Black Tea Tree (Pau d’arco (Tabebuia avellanedae)) is native to South America, where it has been used to treat a wide range of conditions, including pain, arthritis, inflammation of the prostate gland (prostatitis), fever, dysentery, boils and ulcers, and various cancers. As early as 1873, there are reports of medicinal uses of Pau d’arco.
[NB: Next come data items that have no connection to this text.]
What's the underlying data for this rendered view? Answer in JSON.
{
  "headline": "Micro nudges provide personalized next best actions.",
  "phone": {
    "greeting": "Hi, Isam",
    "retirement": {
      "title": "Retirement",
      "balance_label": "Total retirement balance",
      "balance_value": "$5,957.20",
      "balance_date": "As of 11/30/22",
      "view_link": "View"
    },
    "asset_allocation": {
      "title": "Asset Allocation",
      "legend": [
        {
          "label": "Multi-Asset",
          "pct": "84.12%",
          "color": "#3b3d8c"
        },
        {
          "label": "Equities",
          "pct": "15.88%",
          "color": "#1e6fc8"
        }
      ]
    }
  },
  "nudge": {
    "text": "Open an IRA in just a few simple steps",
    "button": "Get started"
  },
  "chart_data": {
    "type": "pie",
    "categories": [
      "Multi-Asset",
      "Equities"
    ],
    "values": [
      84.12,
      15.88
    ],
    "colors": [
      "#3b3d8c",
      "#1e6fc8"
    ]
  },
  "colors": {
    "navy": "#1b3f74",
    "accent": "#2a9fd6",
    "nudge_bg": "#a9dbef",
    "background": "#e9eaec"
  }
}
Scientists have identified two active chemicals in pau d’arco. These chemicals are called naphthoquinones: lapachol and beta-lapachone. In lab tests, these chemicals kill some bacteria, fungi, viruses, and parasites. They also have anti-inflammatory properties. But no one knows whether they will have the same effects when humans take them, and the usual dose required would have severe, toxic side effects.
Pau d’arco is sometimes used for the following conditions, although there is no evidence it works:
Candidiasis (a vaginal or oral yeast infection)
Herpes simplex virus
Parasitic diseases, such as schistosomiasis
Bacterial infections, such as brucellosis
Test tube and animal studies have looked at whether pau d’arco has any effect on cancer. These tests have shown mixed results. Even in studies where pau d’arco does reduce the number of cancer cells, the amounts used would be toxic to humans.
The same is true of some of the doses that might be needed to kill bacteria or viruses. For this reason, you should take pau d’arco only under your health care provider’s supervision.
The pau d’arco tree is an evergreen tree that grows in the warm parts of Central and South America. It is a broad leaf evergreen that grows to a height of 125 feet and has pink-to-violet colored flowers. The tree’s extremely hard wood makes it resistant to disease and decay. The inner bark of the tree is used medicinally. In recent years there has been an increasing demand for pau d’arco, causing the trees to be endangered.